4007 7. La plupart des orateurs ne manquent jamais dans leurs discours d'observer ce que je viens de dire. Mais les uns le font d'une manière obscure, froide et sans art: les autres avec vivacité, élégance et entraînement. La première qualité nécessaire à l'orateur Chrétien, pour être utile à ses auditeurs, est donc de savoir raisonner et parler avec sagesse, si on ne le peut avec éloquence, bien que cette utilité soit moindre que si, à la sagesse, on pouvait unir l'éloquence. Mais on doit d'autant plus se défier d'un orateur qui brille par une éloquence sans sagesse, qu'il charme davantage, ses auditeurs dans des choses vaines et puériles; car en trouvant qu'il parle avec éloquence, on croit aisément qu'il parle avec vérité. Cette observation n'a pas échappé même aux partisans de la rhétorique; ils ont avoué que si la sagesse sans l'éloquence ne pouvait être que d'une faible utilité pour la république, l'éloquence sans la sagesse au contraire y devenait la plupart du temps la source des plus grands maux, et jamais du moindre avantage (1). Si la force de la vérité a pu obtenir un tel aveu de ceux-mêmes qui ont consacré des ouvrages entiers à tracer les règles de l'éloquence et l'obtenir dans ces ouvrages mêmes, tout privés qu'ils étaient de la véritable et céleste sagesse qui descend du Père des lumières, pourrions-nous penser autrement, nous qui sommes les enfants et les ministres de cette même sagesse? Or, l'homme parle avec plus ou moins de si gesse, selon les progrès qu'il a faits dans la connaissance des saintes Écritures. J'entends cette connaissance qui consiste, non à les lire beaucoup, pour les confier à sa mémoire, mais à les bien comprendre, et à en approfondir le sens. Car il y en a qui les lisent sans les étudier. Ils les lisent pour les retenir, et ils ne songent pas à en avoir l'intelligence. J'estime bien autrement ceux qui en retiennent moins les paroles, et qui en découvrent les profondeurs des yeux du coeur. Mais je préfère encore aux uns et aux autres, celui qui les cite quand il veut et les comprend comme il faut.

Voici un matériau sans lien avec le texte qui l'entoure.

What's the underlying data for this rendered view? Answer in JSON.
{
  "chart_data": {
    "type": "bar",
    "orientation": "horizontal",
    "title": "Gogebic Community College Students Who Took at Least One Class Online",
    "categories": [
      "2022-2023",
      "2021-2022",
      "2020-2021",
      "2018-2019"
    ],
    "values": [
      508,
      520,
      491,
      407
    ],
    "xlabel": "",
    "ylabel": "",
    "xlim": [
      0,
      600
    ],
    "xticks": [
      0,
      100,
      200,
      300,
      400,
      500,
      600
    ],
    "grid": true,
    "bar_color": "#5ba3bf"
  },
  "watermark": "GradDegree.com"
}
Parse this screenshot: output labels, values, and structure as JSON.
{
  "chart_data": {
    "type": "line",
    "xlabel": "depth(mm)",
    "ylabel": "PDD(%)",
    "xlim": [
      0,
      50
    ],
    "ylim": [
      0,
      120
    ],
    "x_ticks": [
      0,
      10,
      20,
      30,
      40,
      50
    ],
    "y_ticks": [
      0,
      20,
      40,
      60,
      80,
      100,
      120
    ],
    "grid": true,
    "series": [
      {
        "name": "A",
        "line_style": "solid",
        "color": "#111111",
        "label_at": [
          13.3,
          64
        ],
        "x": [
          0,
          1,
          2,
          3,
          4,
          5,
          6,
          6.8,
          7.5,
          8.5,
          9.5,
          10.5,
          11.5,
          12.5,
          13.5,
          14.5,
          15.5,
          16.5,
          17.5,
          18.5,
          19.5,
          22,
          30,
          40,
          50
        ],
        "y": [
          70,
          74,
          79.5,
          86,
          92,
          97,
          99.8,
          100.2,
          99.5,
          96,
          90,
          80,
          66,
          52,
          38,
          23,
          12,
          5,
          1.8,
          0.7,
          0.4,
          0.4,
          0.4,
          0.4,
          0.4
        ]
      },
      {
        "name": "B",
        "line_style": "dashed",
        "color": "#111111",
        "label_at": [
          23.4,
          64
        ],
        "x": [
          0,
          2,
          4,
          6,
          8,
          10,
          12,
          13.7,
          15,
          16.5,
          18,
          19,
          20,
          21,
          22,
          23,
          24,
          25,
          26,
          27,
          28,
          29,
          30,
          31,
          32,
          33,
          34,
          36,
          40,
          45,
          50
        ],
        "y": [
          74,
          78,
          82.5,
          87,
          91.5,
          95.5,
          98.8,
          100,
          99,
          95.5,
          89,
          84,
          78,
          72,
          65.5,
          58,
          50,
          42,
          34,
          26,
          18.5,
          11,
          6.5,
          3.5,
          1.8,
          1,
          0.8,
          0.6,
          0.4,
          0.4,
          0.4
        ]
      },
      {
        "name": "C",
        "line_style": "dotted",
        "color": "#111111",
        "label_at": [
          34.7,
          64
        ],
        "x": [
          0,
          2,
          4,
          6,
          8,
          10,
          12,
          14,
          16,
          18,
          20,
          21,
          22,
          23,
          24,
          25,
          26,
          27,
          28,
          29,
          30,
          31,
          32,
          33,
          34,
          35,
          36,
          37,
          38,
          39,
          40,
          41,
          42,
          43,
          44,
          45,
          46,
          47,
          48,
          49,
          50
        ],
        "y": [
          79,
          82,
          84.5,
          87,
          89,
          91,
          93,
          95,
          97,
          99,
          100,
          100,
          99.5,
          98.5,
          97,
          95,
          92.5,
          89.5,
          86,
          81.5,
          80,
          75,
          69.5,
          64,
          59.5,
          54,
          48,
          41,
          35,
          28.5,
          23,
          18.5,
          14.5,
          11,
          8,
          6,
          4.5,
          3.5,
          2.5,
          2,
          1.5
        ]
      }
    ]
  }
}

1. Cicéron, liv. 1,De L'Invention.


4008 8. Il est donc très nécessaire à l'orateur qui doit exprimer avec sagesse ce qu'il ne peut dire avec éloquence, de graver dans sa mémoire les expressions de l'Écriture. Plus il se reconnaît pauvre de son propre fonds, plus il doit s'enrichir en puisant à cette source. La parole divine servira de preuve à sa parole; et lui, si petit par ses propres discours, s'élèvera en quelle sorte, en empruntant de grands témoignages. On plaît par les preuves, quand on ne peut plaire par la beauté du langage. Quant à l'orateur qui veut unir l'éloquence à la sagesse, il est certain que, s'il y parvient, il obtiendra un plus grand succès. Je l'engage fortement à lire, à écouter et à imiter les hommes vraiment éloquents, plutôt que de consacrer son temps à suivre les leçons des maîtres de rhétorique; je parle de ces hommes dont les discours se font justement admirer autant pour la sagesse que pour l'éloquence; car c'est avec plaisir qu'on entend une parole éloquente, et c'est avec profit qu'on écoute une parole sage. Aussi l'Écriture ne dit pas: la multitude des éloquents, mais «la multitude des sages est le salut de l'univers (Sg 6,26).» S'il faut souvent prendre des choses amères, quand elles sont utiles, on doit toujours éviter ta douceur. quand elle est pernicieuse. Mais est-il rien de meilleur que le mélange de l'utile et de l'agréable? Plus on désire alors ce qui est agréable, plus on profite de (66) ce qui est utile. Or, il y a dans l'Eglise des auteurs qui ont interprété les divins oracles, non seulement avec sagesse, mais aussi avec éloquence; le temps manquera plutôt pour les parcourir, qu'eux mêmes ne pourront faire défaut à l'étude la plus persévérante.